Hi, it maybe wasn't clear but score is not a string, it's a int variable that is different for each row, so unfortunately your answer doesn't help. i've edited my post to avoid misunderstandings.
@SoyänChardon I hope now my edited answer will help you.
0

Pandas is close to overkill to only insert a new column into a csv:

with open('input.csv') as fdin, open('output.csv', 'w', newline='') as fdout:
    rd = csv.DictReader(fdin)
    fields = list(rd.fieldnames)
    fields.insert(2, 'new')
    wr = csv.DictWriter(fdout, fieldnames=fields)
    wr.writeheader()
    for row in rd:
        row['new'] = compute_val(row)    # or compute_val(*row)
        wr.writerow(row)

3 Comments

Hi, thanks for your answer.

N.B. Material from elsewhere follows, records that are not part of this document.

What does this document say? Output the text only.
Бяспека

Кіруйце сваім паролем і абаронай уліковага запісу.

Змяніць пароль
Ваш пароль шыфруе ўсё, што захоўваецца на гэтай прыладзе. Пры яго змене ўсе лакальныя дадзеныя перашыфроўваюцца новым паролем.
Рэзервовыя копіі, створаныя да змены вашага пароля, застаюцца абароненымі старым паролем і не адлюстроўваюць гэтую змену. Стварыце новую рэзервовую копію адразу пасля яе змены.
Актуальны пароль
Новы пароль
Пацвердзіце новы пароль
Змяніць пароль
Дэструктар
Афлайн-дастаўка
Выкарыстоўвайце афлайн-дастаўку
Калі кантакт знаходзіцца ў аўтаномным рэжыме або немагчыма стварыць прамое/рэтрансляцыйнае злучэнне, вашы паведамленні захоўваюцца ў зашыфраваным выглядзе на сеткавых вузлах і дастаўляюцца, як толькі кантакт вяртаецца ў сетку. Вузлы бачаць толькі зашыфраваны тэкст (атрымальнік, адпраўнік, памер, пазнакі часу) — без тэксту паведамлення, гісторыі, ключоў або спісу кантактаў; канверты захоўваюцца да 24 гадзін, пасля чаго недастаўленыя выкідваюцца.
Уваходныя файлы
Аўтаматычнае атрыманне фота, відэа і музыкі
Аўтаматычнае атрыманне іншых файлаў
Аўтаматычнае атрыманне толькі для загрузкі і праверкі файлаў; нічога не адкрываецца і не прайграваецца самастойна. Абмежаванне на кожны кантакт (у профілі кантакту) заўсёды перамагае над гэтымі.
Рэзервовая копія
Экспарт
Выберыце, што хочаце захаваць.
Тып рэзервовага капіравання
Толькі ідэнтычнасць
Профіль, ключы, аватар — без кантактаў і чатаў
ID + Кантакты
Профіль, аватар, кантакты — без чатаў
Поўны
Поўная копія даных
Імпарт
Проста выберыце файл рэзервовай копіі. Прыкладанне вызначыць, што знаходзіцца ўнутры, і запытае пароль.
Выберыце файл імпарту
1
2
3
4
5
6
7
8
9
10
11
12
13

Unfortunately it doesn't work as instead of inserting a column at index 2 and therefore shifting to the right the others columns, it overwrite the content of the column at index 2. The output is freeCodeCamp,freeCodeCamp,0.0628325397113628,22015,23213,1670, instead of freeCodeCamp,freeCodeCamp,0.0628325397113628,303198,22015,23213,1670
@SoyänChardon: It worked in my tests. Maybe you should use fields = list(rd.fieldnames) to ensure to get a true list. I have edited my post.
@SergeBellesta Thanks you very much, it now works perfectly!